Foto: Antara/Wahdi Septiawan
99 Persen Karhutla Disebabkan Perilaku Manusia. Foto: Asap mengepul akibat kebakaran lahan, di Kerinci, Jambi, Sabtu (8/8/2020). Gubernur Jambi Fachrori Umar menyebutkan sebanyak 258 desa di sejumlah kabupaten di provinsi itu berstatus daerah rawan kebakaran hutan dan lahan (karhutla).

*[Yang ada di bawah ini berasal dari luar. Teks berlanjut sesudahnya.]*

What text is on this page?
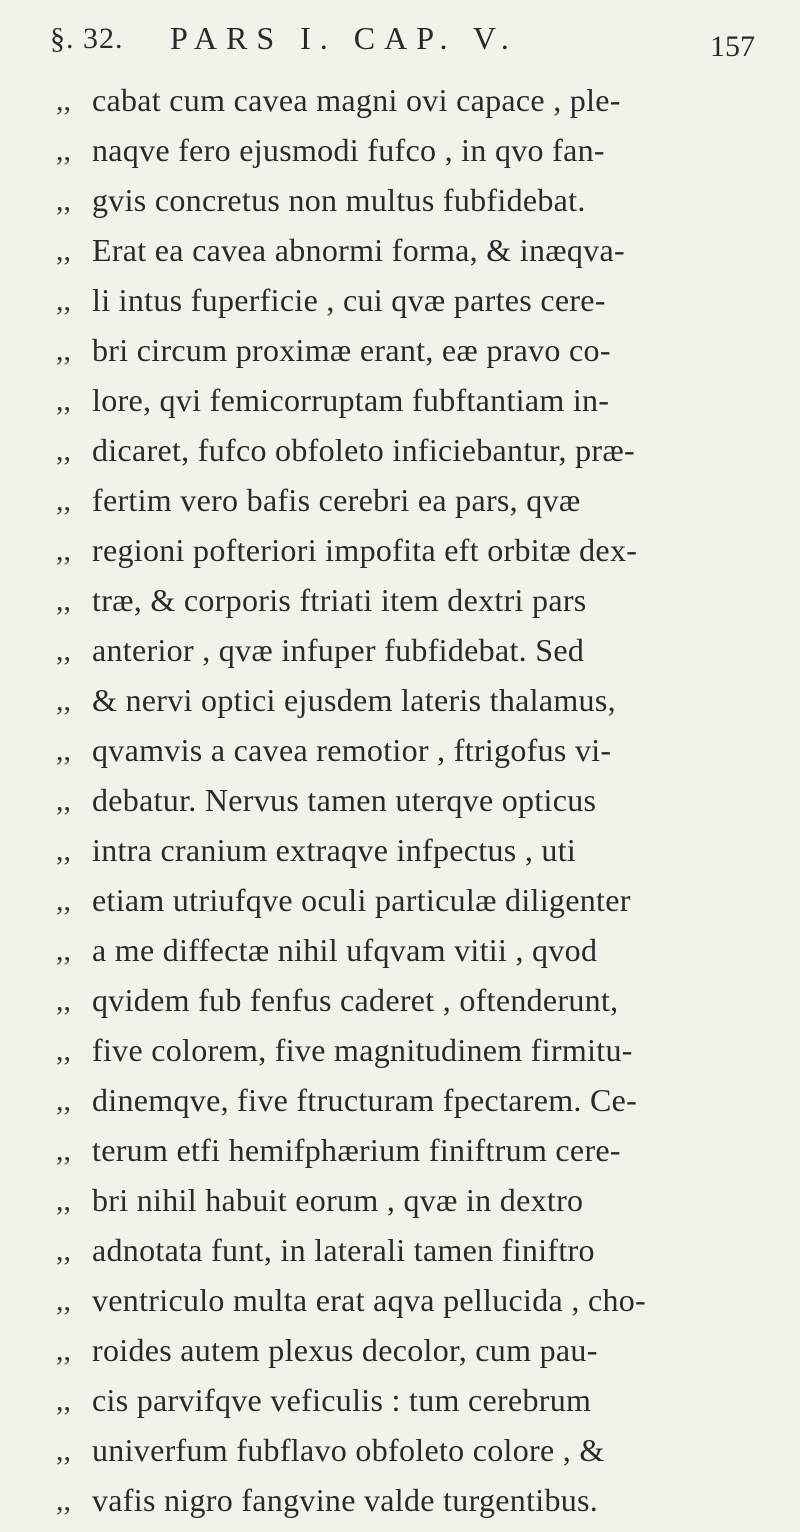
§. 32. PARS I. CAP. V.	157
,, cabat cum cavea magni ovi capace , ple-
,, naqve fero ejusmodi fufco , in qvo fan-
,, gvis concretus non multus fubfidebat.
,, Erat ea cavea abnormi forma, & inæqva-
,, li intus fuperficie , cui qvæ partes cere-
,, bri circum proximæ erant, eæ pravo co-
,, lore, qvi femicorruptam fubftantiam in-
,, dicaret, fufco obfoleto inficiebantur, præ-
,, fertim vero bafis cerebri ea pars, qvæ
,, regioni pofteriori impofita eft orbitæ dex-
,, træ, & corporis ftriati item dextri pars
,, anterior , qvæ infuper fubfidebat. Sed
,, & nervi optici ejusdem lateris thalamus,
,, qvamvis a cavea remotior , ftrigofus vi-
,, debatur. Nervus tamen uterqve opticus
,, intra cranium extraqve infpectus , uti
,, etiam utriufqve oculi particulæ diligenter
,, a me diffectæ nihil ufqvam vitii , qvod
,, qvidem fub fenfus caderet , oftenderunt,
,, five colorem, five magnitudinem firmitu-
,, dinemqve, five ftructuram fpectarem. Ce-
,, terum etfi hemifphærium finiftrum cere-
,, bri nihil habuit eorum , qvæ in dextro
,, adnotata funt, in laterali tamen finiftro
,, ventriculo multa erat aqva pellucida , cho-
,, roides autem plexus decolor, cum pau-
,, cis parvifqve veficulis : tum cerebrum
,, univerfum fubflavo obfoleto colore , &
,, vafis nigro fangvine valde turgentibus.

REPUBLIKA.CO.ID, JAKARTA -- Badan Nasional Penanggulangan Bencana (BNPB) mencatat 99 persen kebakaran hutan dan lahan (karhutla) yang setiap tahun terjadi di Tanah Air diakibatkan oleh ulah jahat manusia. Ini terlihat dari 80 persen lahan yang terbakar berubah menjadi kebun.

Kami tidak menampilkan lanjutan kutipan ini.